Palavras-chave: Psicanálise; Psicoterapia psicanalítica; Contratransferência.
ABSTRACT
The countertransference (CT) is perhaps one of the most controversial in the psychoanalytic technique. From an obstacle to treatment to an important tool for the understanding of the patients the CT is being currently considered by many authors as an important tool of the treatment. The present study provides a brief theoretical review of the origin, evolution of the concept and clinical applicability of CT. In order to do so, a narrative review of the literature on this topic was done with consultation of classic authors as well as empirical studies on the subject. In conclusion, it is noticed that despite the evident evolution and metamorphosis of the CT over the years, there are still divergences, among authors, regarding its handling and clinical applicability and many questions regarding this subject are still open which demonstrates the need for further studies on this topic in order to fill these gaps.
Keywords: Psychoanalysis; Psychoanalytic psychotherapy; Countertransference.
Introdução
Ao demonstrar cada vez mais interesse pelo aspecto relacional do processo terapêutico – o que inclui a compreensão da transferência, contratransferência, resistência e interpretação – a psicanálise contemporânea progressivamente vem tornando-se uma teoria que considera os fenômenos psicológicos da dupla e não mais só os relativos ao paciente (Eizirik, Aguiar, & Schestatsky, 2015). Conforme Favalli (2016), pelo viés da teoria das relações objetais, os modelos que sustentam as intervenções psicanalíticas atuais são predominantemente interpessoais (ao invés de bi-pessoais, como no enfoque tradicional), indicando uma mudança paradigmática: "o que era uma psicologia de um torna-se uma psicologia do vínculo que une dois" (Zaslavsky & Santos, 2006), ou seja, a transferência se estabelece a partir dos conflitos internos do paciente e também por influência e intervenções do terapeuta (Eizirik et al., 2015).

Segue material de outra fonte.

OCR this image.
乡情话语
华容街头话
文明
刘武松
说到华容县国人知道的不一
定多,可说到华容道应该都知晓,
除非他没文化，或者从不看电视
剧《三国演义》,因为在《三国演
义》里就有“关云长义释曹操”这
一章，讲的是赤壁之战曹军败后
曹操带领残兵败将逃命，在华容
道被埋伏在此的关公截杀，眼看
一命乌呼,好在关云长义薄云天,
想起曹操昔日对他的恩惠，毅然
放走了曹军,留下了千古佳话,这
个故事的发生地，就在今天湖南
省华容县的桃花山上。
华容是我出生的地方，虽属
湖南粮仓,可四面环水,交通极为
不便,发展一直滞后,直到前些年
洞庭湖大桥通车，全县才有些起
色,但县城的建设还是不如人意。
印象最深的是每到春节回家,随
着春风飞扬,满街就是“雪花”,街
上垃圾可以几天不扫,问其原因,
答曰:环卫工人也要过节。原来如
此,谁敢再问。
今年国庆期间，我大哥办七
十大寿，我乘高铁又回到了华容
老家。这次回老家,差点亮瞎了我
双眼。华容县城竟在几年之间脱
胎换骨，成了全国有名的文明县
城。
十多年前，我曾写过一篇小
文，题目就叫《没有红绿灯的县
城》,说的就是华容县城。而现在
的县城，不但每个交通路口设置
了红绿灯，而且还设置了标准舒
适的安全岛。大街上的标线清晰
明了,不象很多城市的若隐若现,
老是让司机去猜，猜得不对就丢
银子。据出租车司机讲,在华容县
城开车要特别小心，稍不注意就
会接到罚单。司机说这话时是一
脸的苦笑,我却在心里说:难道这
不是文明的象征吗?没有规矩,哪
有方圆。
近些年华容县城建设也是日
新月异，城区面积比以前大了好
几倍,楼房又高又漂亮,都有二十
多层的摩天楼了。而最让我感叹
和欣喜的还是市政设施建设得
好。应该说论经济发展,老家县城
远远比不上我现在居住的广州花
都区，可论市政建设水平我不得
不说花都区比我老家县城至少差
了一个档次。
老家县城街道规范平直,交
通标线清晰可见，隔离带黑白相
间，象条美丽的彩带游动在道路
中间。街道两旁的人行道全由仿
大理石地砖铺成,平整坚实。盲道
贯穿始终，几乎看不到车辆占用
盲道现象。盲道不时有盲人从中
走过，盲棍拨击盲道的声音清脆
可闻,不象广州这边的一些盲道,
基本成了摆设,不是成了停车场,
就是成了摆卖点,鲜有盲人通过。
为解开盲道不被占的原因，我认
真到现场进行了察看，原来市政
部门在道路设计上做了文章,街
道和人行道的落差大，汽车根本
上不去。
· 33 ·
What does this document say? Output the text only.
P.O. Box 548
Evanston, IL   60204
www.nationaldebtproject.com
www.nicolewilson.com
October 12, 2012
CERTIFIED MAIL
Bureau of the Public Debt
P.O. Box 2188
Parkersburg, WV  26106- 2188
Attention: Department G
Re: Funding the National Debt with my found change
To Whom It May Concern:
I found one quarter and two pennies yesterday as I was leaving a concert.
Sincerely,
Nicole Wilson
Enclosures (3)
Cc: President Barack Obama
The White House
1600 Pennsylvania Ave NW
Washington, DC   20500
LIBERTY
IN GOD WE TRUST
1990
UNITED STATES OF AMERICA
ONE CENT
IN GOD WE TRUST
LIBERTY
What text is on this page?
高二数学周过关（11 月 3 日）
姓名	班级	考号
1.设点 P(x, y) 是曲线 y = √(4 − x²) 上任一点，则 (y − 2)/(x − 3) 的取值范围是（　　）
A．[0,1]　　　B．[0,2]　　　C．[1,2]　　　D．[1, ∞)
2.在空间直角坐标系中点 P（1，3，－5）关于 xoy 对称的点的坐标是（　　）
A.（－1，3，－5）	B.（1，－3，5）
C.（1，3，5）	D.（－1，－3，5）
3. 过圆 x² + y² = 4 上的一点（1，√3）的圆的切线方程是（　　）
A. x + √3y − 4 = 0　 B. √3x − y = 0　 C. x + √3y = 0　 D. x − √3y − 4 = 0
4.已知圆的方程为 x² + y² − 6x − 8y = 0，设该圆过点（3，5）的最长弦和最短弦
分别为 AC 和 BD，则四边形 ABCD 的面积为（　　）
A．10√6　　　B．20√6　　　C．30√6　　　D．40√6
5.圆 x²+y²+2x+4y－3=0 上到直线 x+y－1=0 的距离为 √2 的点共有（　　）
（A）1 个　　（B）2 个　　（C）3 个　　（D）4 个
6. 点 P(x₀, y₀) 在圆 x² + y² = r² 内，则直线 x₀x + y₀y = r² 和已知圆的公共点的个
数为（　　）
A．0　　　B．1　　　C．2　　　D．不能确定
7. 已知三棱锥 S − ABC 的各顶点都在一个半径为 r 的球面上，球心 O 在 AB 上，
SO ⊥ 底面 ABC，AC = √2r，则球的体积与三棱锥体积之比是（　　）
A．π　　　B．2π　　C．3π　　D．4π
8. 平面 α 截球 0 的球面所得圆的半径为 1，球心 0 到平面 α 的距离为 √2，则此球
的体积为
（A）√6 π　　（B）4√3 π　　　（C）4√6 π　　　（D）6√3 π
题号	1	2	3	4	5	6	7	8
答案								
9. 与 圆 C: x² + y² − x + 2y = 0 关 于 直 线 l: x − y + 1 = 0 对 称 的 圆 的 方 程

O campo analítico integra aspectos transferenciais e contratransferenciais oriundos da fantasia inconsciente criada pela díade paciente-terapeuta (Katz, Cassorla, & Civitarese, 2017) e, embora antigos padrões relacionais se repitam, almeja-se que cada dupla consiga desenvolver modos próprios de ir além de uma repetição do passado, que possibilite também a construção de novas formas de relação no aqui e agora da sessão. Nesse sentido, a transferência é produzida conjuntamente pelo paciente e pelo terapeuta, sendo influenciada também pelos comportamentos e atitudes do terapeuta (Eizirik et al., 2015).
O material do paciente e sua transferência mobiliza no terapeuta uma experiência emocional própria que lhe permite compreender o que está sendo recriado no campo pela dupla. Sendo assim, a figura do terapeuta de orientação analítica, distante, abstinente e neutra, tornou-se utópica, visto hoje entender-se que a subjetividade deste influencia decisivamente no processo analítico, cuja natureza é interacional (Eizirik et al., 2015). Nesse sentido, a compreensão da contratransferência (CT) como um conjunto de reações emocionais despertadas no terapeuta assume valor fundamental na prática clínica, especialmente quando utilizada adequadamente como ferramenta técnica de observação e obtenção de informações sobre o paciente, o que depende da extensão e da profundidade da análise pessoal do terapeuta (Zaslavsky & Santos, 2006).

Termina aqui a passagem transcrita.